Agnès Ogier, CEO de Thalys: « Nous sommes prêts pour des normes climatiques plus exigeantes »

par
Camille
Temps de lecture 2 min.

Réduire les émissions de CO2 liées au transport sera indispensable pour atteindre les objectifs climatiques décidés lors de la COP 21. Cette situation pourrait réussir aux lignes à grande vitesse. « A nous de convaincre les usagers d'opter pour un mode de transport peu polluant », plaide Agnès Ogier, Ceo de Thalys.

Comment les opérateurs ferroviaires peuvent-ils contribuer à la réduction des émissions de gaz à effet de serre ?

« Le train est largement moins émissif que l'avion. Un passager qui se rend de Paris à Amsterdam émet 6 kg de CO2 en voyageant en train, contre 59 en avion et 48 en voiture. Donc, plus les passagers se reportent sur le train, plus les émissions liées à leurs déplacements diminuent. Rien que par notre activité, nous, opérateurs ferroviaires, nous sommes vertueux. D'autant plus que chez Thalys, nos trains sont généralement bien remplis. Cela diminue encore la quantité d'émissions par passager. »

La perspective de nouvelles contraintes environnementales ne vous inquiète donc pas ?

« Nous sommes prêts à accepter des normes climatiques exigeantes. D'autant plus qu'elles nous sont favorables, puisque nous offrons un service qui est dans la lignée des objectifs décidés lors de la COP 21. On ne peut pas empêcher les individus de se déplacer, de voyager. Mais il faut leur proposer des solutions en phase avec leurs besoins, des solutions satisfaisantes, pour qu'ils soient toujours plus nombreux à se tourner vers le train plutôt que vers un mode de transport plus polluant. C'est ce que nous faisons. »

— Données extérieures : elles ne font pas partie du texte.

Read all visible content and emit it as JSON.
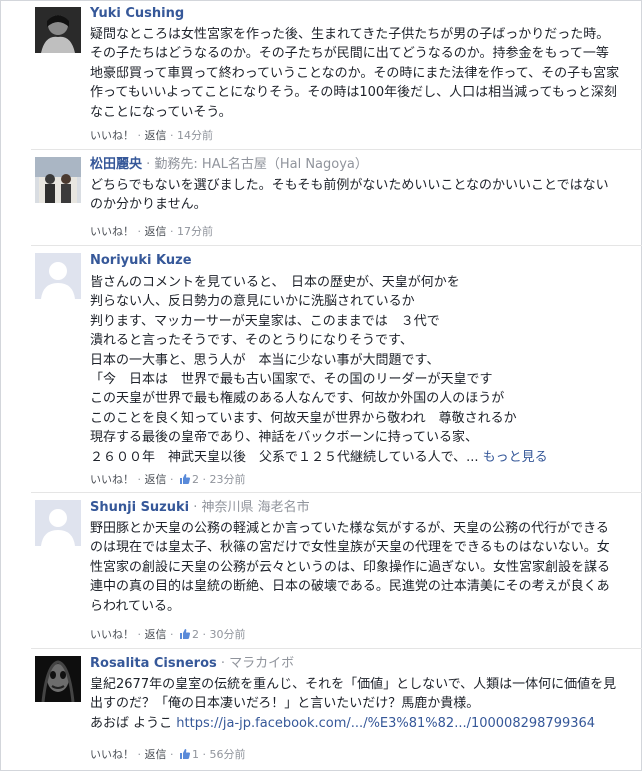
{
  "comments": [
    {
      "name": "Yuki Cushing",
      "affiliation": "",
      "text": "疑問なところは女性宮家を作った後、生まれてきた子供たちが男の子ばっかりだった時。その子たちはどうなるのか。その子たちが民間に出てどうなるのか。持参金をもって一等地豪邸買って車買って終わっていうことなのか。その時にまた法律を作って、その子も宮家作ってもいいよってことになりそう。その時は100年後だし、人口は相当減ってもっと深刻なことになっていそう。",
      "like": "いいね！",
      "reply": "返信",
      "like_count": "",
      "time": "14分前"
    },
    {
      "name": "松田麗央",
      "affiliation": "勤務先: HAL名古屋（Hal Nagoya）",
      "text": "どちらでもないを選びました。そもそも前例がないためいいことなのかいいことではないのか分かりません。",
      "like": "いいね！",
      "reply": "返信",
      "like_count": "",
      "time": "17分前"
    },
    {
      "name": "Noriyuki Kuze",
      "affiliation": "",
      "text": "皆さんのコメントを見ていると、　日本の歴史が、天皇が何かを\n判らない人、反日勢力の意見にいかに洗脳されているか\n判ります、マッカーサーが天皇家は、このままでは　３代で\n潰れると言ったそうです、そのとうりになりそうです、\n日本の一大事と、思う人が　本当に少ない事が大問題です、\n「今　日本は　世界で最も古い国家で、その国のリーダーが天皇です\nこの天皇が世界で最も権威のある人なんです、何故か外国の人のほうが\nこのことを良く知っています、何故天皇が世界から敬われ　尊敬されるか\n現存する最後の皇帝であり、神話をバックボーンに持っている家、\n２６００年　神武天皇以後　父系で１２５代継続している人で、...",
      "more": "もっと見る",
      "like": "いいね！",
      "reply": "返信",
      "like_count": "2",
      "time": "23分前"
    },
    {
      "name": "Shunji Suzuki",
      "affiliation": "神奈川県 海老名市",
      "text": "野田豚とか天皇の公務の軽減とか言っていた様な気がするが、天皇の公務の代行ができるのは現在では皇太子、秋篠の宮だけで女性皇族が天皇の代理をできるものはないない。女性宮家の創設に天皇の公務が云々というのは、印象操作に過ぎない。女性宮家創設を謀る連中の真の目的は皇統の断絶、日本の破壊である。民進党の辻本清美にその考えが良くあらわれている。",
      "like": "いいね！",
      "reply": "返信",
      "like_count": "2",
      "time": "30分前"
    },
    {
      "name": "Rosalita Cisneros",
      "affiliation": "マラカイボ",
      "text": "皇紀2677年の皇室の伝統を重んじ、それを「価値」としないで、人類は一体何に価値を見出すのだ？「俺の日本凄いだろ！」と言いたいだけ？馬鹿か貴様。",
      "text2": "あおば ようこ",
      "link": "https://ja-jp.facebook.com/.../%E3%81%82.../100008298799364",
      "like": "いいね！",
      "reply": "返信",
      "like_count": "1",
      "time": "56分前"
    }
  ],
  "colors": {
    "name": "#365899",
    "meta": "#90949c",
    "text": "#1d2129",
    "divider": "#e5e5e5"
  },
  "icons": [
    "avatar-yuki",
    "avatar-matsuda",
    "avatar-default",
    "avatar-default",
    "avatar-rosalita",
    "thumbs-up-icon"
  ]
}
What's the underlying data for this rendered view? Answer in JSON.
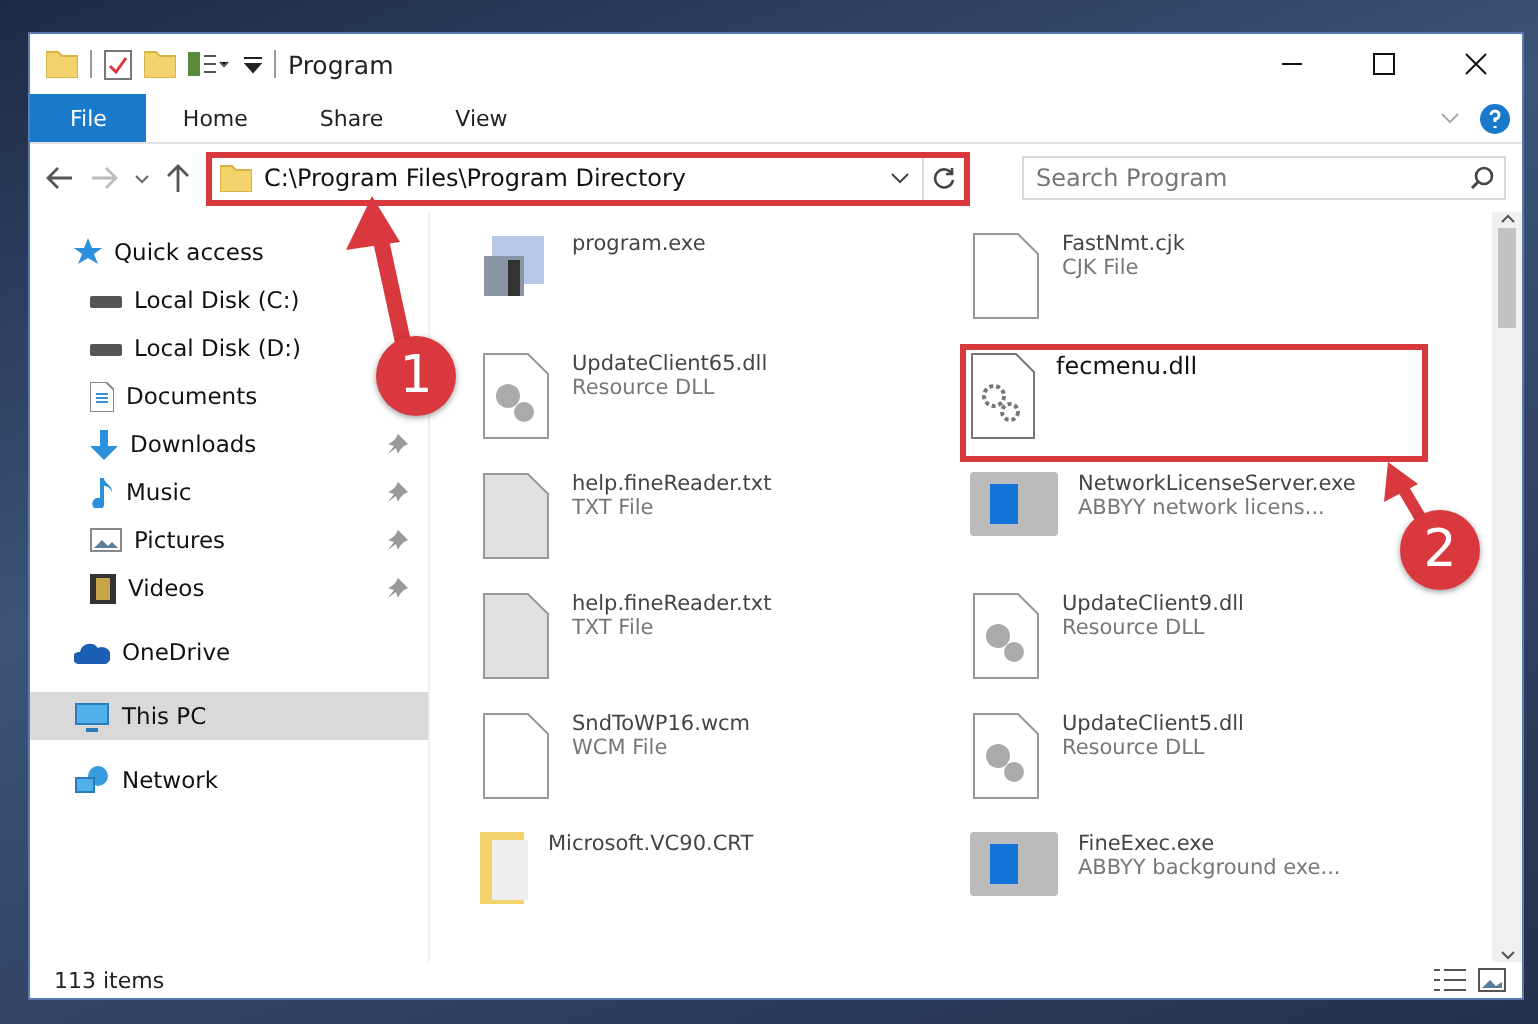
{
  "window": {
    "title": "Program"
  },
  "ribbon_tabs": [
    {
      "label": "File",
      "selected": true
    },
    {
      "label": "Home",
      "selected": false
    },
    {
      "label": "Share",
      "selected": false
    },
    {
      "label": "View",
      "selected": false
    }
  ],
  "address_bar": {
    "path": "C:\\Program Files\\Program Directory",
    "highlighted": true
  },
  "search": {
    "placeholder": "Search Program"
  },
  "sidebar": {
    "items": [
      {
        "label": "Quick access",
        "kind": "star",
        "selected": false,
        "children": [
          {
            "label": "Local Disk (C:)",
            "kind": "disk",
            "pinned": false
          },
          {
            "label": "Local Disk (D:)",
            "kind": "disk",
            "pinned": false
          },
          {
            "label": "Documents",
            "kind": "doc",
            "pinned": false
          },
          {
            "label": "Downloads",
            "kind": "download",
            "pinned": true
          },
          {
            "label": "Music",
            "kind": "music",
            "pinned": true
          },
          {
            "label": "Pictures",
            "kind": "pictures",
            "pinned": true
          },
          {
            "label": "Videos",
            "kind": "videos",
            "pinned": true
          }
        ]
      },
      {
        "label": "OneDrive",
        "kind": "cloud",
        "selected": false
      },
      {
        "label": "This PC",
        "kind": "pc",
        "selected": true
      },
      {
        "label": "Network",
        "kind": "network",
        "selected": false
      }
    ]
  },
  "files": [
    {
      "name": "program.exe",
      "kind": "app",
      "highlighted": false
    },
    {
      "name": "FastNmt.cjk",
      "type": "CJK File",
      "kind": "file",
      "highlighted": false
    },
    {
      "name": "UpdateClient65.dll",
      "type": "Resource DLL",
      "kind": "dll",
      "highlighted": false
    },
    {
      "name": "fecmenu.dll",
      "kind": "gears",
      "highlighted": true
    },
    {
      "name": "help.fineReader.txt",
      "type": "TXT File",
      "kind": "txt",
      "highlighted": false
    },
    {
      "name": "NetworkLicenseServer.exe",
      "type": "ABBYY network licens...",
      "kind": "exe",
      "highlighted": false
    },
    {
      "name": "help.fineReader.txt",
      "type": "TXT File",
      "kind": "txt",
      "highlighted": false
    },
    {
      "name": "UpdateClient9.dll",
      "type": "Resource DLL",
      "kind": "dll",
      "highlighted": false
    },
    {
      "name": "SndToWP16.wcm",
      "type": "WCM File",
      "kind": "file",
      "highlighted": false
    },
    {
      "name": "UpdateClient5.dll",
      "type": "Resource DLL",
      "kind": "dll",
      "highlighted": false
    },
    {
      "name": "Microsoft.VC90.CRT",
      "kind": "folder",
      "highlighted": false
    },
    {
      "name": "FineExec.exe",
      "type": "ABBYY background exe...",
      "kind": "exe",
      "highlighted": false
    }
  ],
  "status_bar": {
    "count": "113 items"
  },
  "annotations": [
    "1",
    "2"
  ]
}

Malgré l'annonce de normes plus exigeantes, les règles actuelles restent favorables au transport routier et automobile.

« Ce sont des secteurs qui bénéficient encore de nombreuses aides d'Etat, directes ou indirectes (soutien à la construction d'infrastructures routières, aux voitures de société, fiscalité avantageuse pour le carburant aérien…, ndlr). Le secteur ferroviaire pourrait être encore plus concurrentiel avec des aides, même si elles n'étaient qu'indirectes, comme pour le développement de l'infrastructure. »

Qu'en est-il de l'énergie utilisée pour faire avancer les trains à grande vitesse ?

«Nous dépendons des mix énergétiques choisis dans les pays où nous circulons. Nous émettons ainsi plus de CO2 en roulant en Allemagne, où l'énergie vient en partie de centrales à charbon, qu'en France, où elle le mix énergétique compte une part importante de nucléaire. Nous essayons également d'agir, à notre niveau, en installant des éoliennes le long de certaines lignes. Même si notre activité est intrinsèquement vertueuse, nous devons faire toujours plus. »

Comment ?

« Nous avons établi tout un programme d'action pour réduire notre impact carbone de 40%. Cela passe, par exemple, par des cours d'écoconduite à nos conducteurs. Certains le faisaient déjà auparavant, mais nous tentons de généraliser ces techniques. Nous avons déjà réduit de 3 point de pourcentage nos émission de la sorte, alors que nous estimons pouvoir aller jusqu'à 7. Nous travaillons également sur notre service de restauration. Nous avons remplacé la viande rouge par des repas végétariens ou de la viande blanche, dont le bilan carbone est moins lourd. Nous travaillons également avec des produits locaux et de saison. Nos recettes évoluent tout au long de l'année pour s'adapter. Et nos repas ne sont pas pour autant moins bons. C'est même plutôt le contraire, puisque nous utilisons des produits frais. Cela me semble être la meilleure solution : on ne peut pas aller vers un monde plus durable qu'en jouant sur les peurs. Il faut également proposer des alternatives, et que celles-ci soient plus satisfaisantes pour le consommateur. »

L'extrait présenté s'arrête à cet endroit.